Pour la première fois, un secrétaire à la Défense en exercice a dénoncé les mensonges en cours d’Israël, de sa propre administration et de l’Otan. Bien qu’il ait pris soin de se présenter comme convaincu de la culpabilité syrienne, sa déclaration réfute les justifications des bombardements israéliens en Syrie, prétendument pour détruire des armes chimiques. Elle est sans appel pour ses collègues Rex Tilleron et Nikki Haley. Elle sonne comme un avertissement aux 23 ministres des Affaires étrangères qui, le 23 janvier, ont à nouveau accusé la Syrie d’emploi d’armes chimiques [6] ; des ministres qui se sont prononcés pour la « démocratie » au Levant… à la seule condition que Bachar el-Assad ne puisse pas se présenter à l’élection présidentielle et la gagner.

Source
Al-Watan (Syrie)

[1] “Mattis Admits There Was No Evidence Assad Used Poison Gas on His People”, Ian Wilkie, Newsweek, February 8, 2018.

[2] Brown Moses, de son vrai nom Eliot Higgins, participe en outre à l’association Propaganda or Not ? qui accuse diverses sources, dont le Réseau Voltaire, d’être des instruments du Kremlin. Cf. « La campagne de l’Otan contre la liberté d’expression », par Thierry Meyssan, Réseau Voltaire, 5 décembre 2016.

[3] Sur la base d’un résumé grossièrement mensonger, ce quotidien accuse le Réseau Voltaire de ne pas être fiable.
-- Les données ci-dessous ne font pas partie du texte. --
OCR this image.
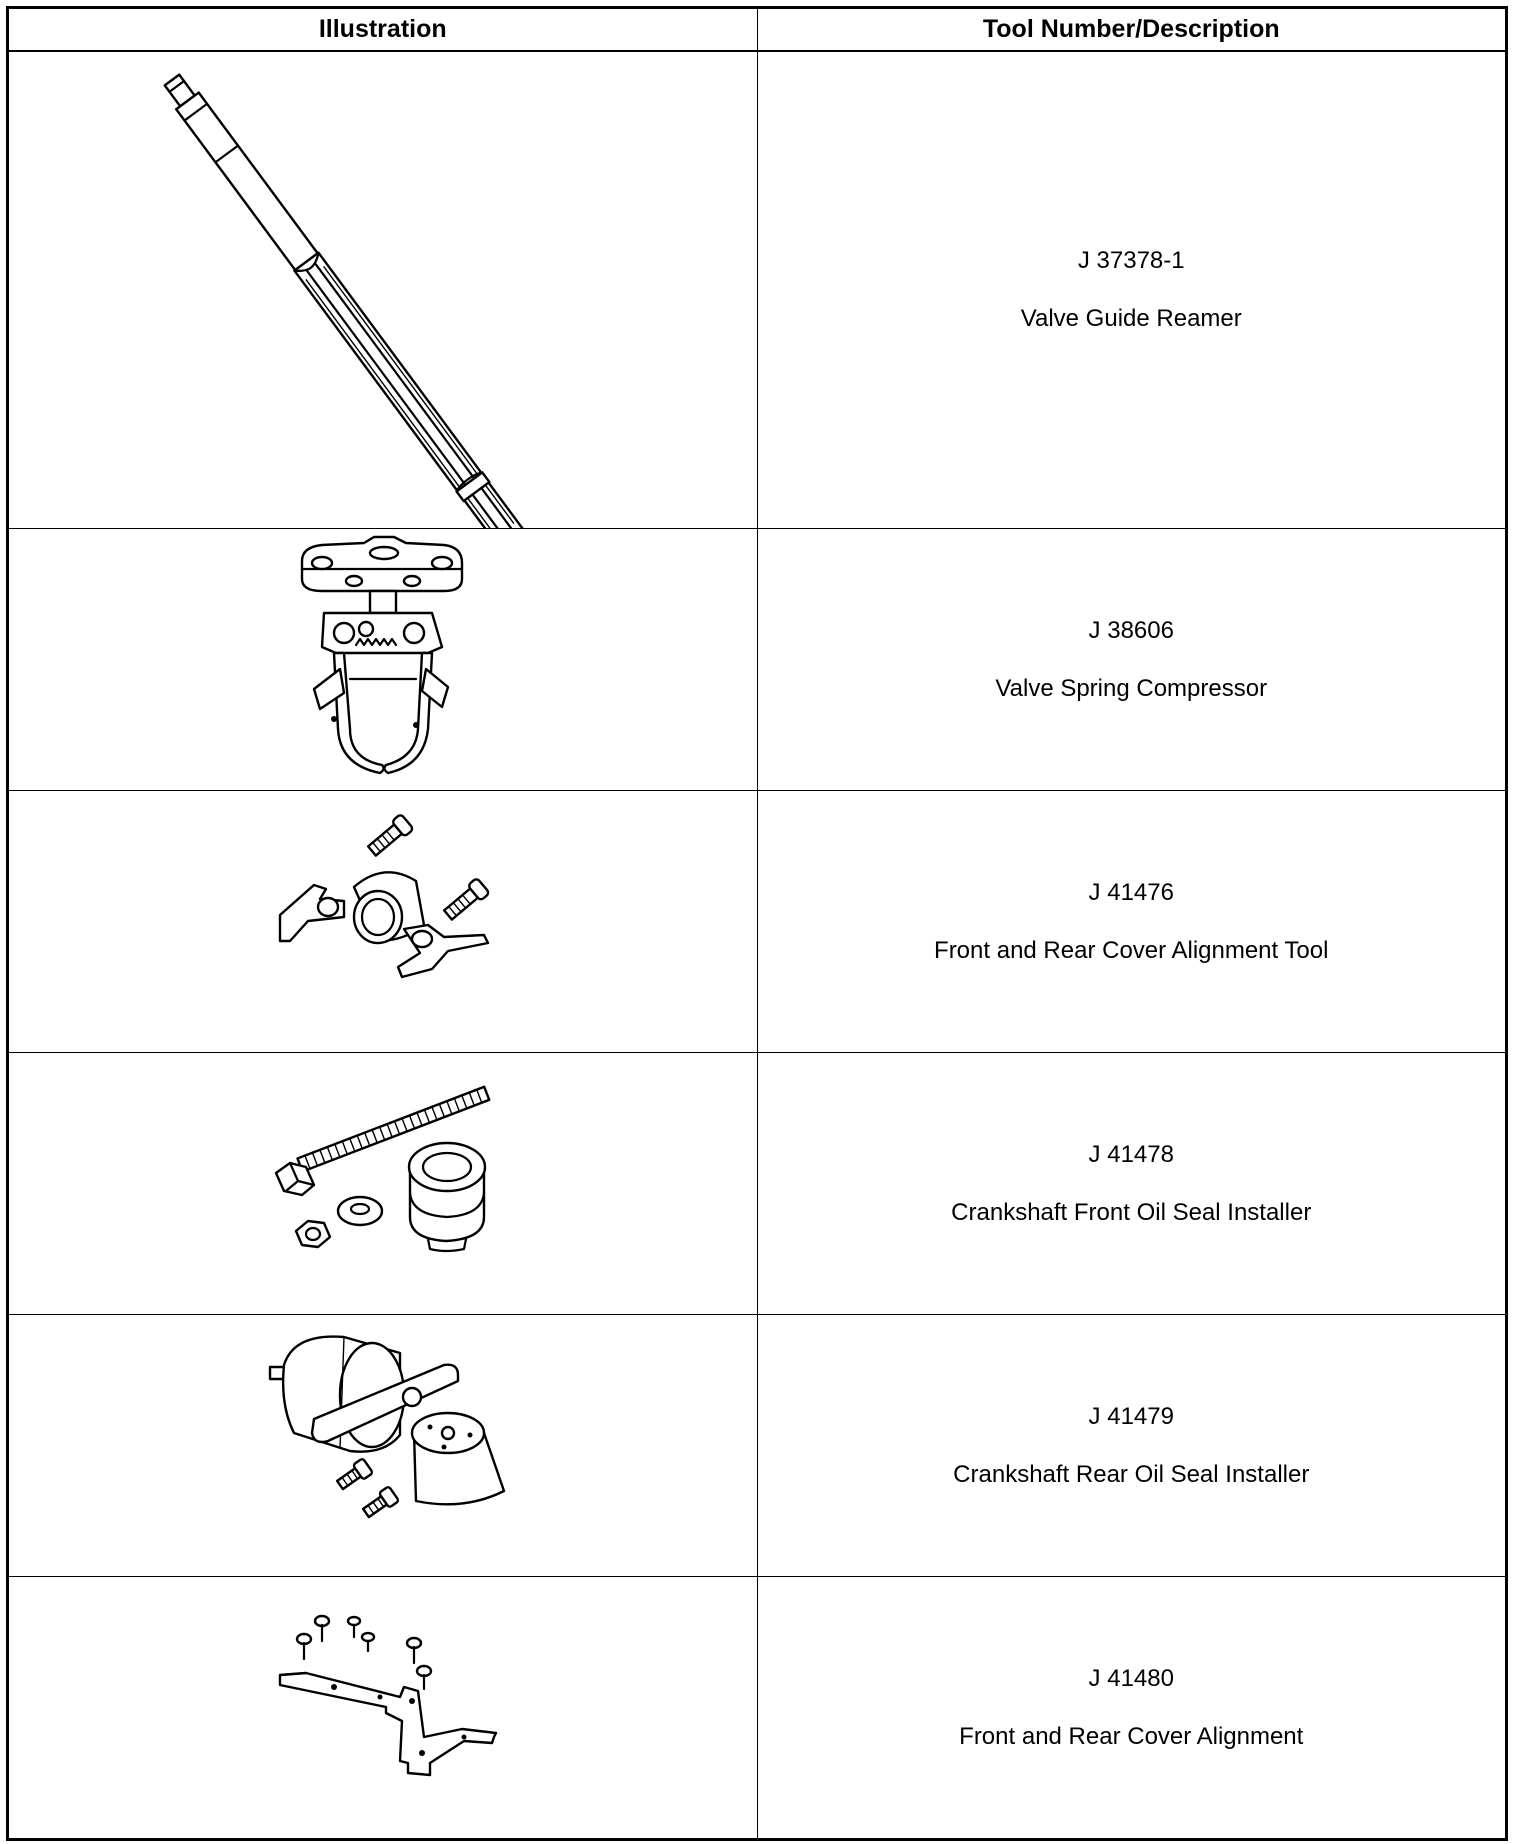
Illustration	Tool Number/Description

J 37378-1
Valve Guide Reamer

J 38606
Valve Spring Compressor

J 41476
Front and Rear Cover Alignment Tool

J 41478
Crankshaft Front Oil Seal Installer

J 41479
Crankshaft Rear Oil Seal Installer

J 41480
Front and Rear Cover Alignment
Cf. « La vérité sur les « fake news » », par Thierry Meyssan, Réseau Voltaire, 16 janvier 2018.

[4] « L’Allemagne et l’Onu contre la Syrie », par Thierry Meyssan, Al-Watan (Syrie) , Réseau Voltaire, 28 janvier 2016.

[5] « À l’Onu, l’incapacité US d’admettre la réalité », par Thierry Meyssan, Réseau Voltaire, 21 novembre 2017.

[6] « Partenariat international contre l’impunité d’utilisation d’armes chimiques », Réseau Voltaire, 23 janvier 2018.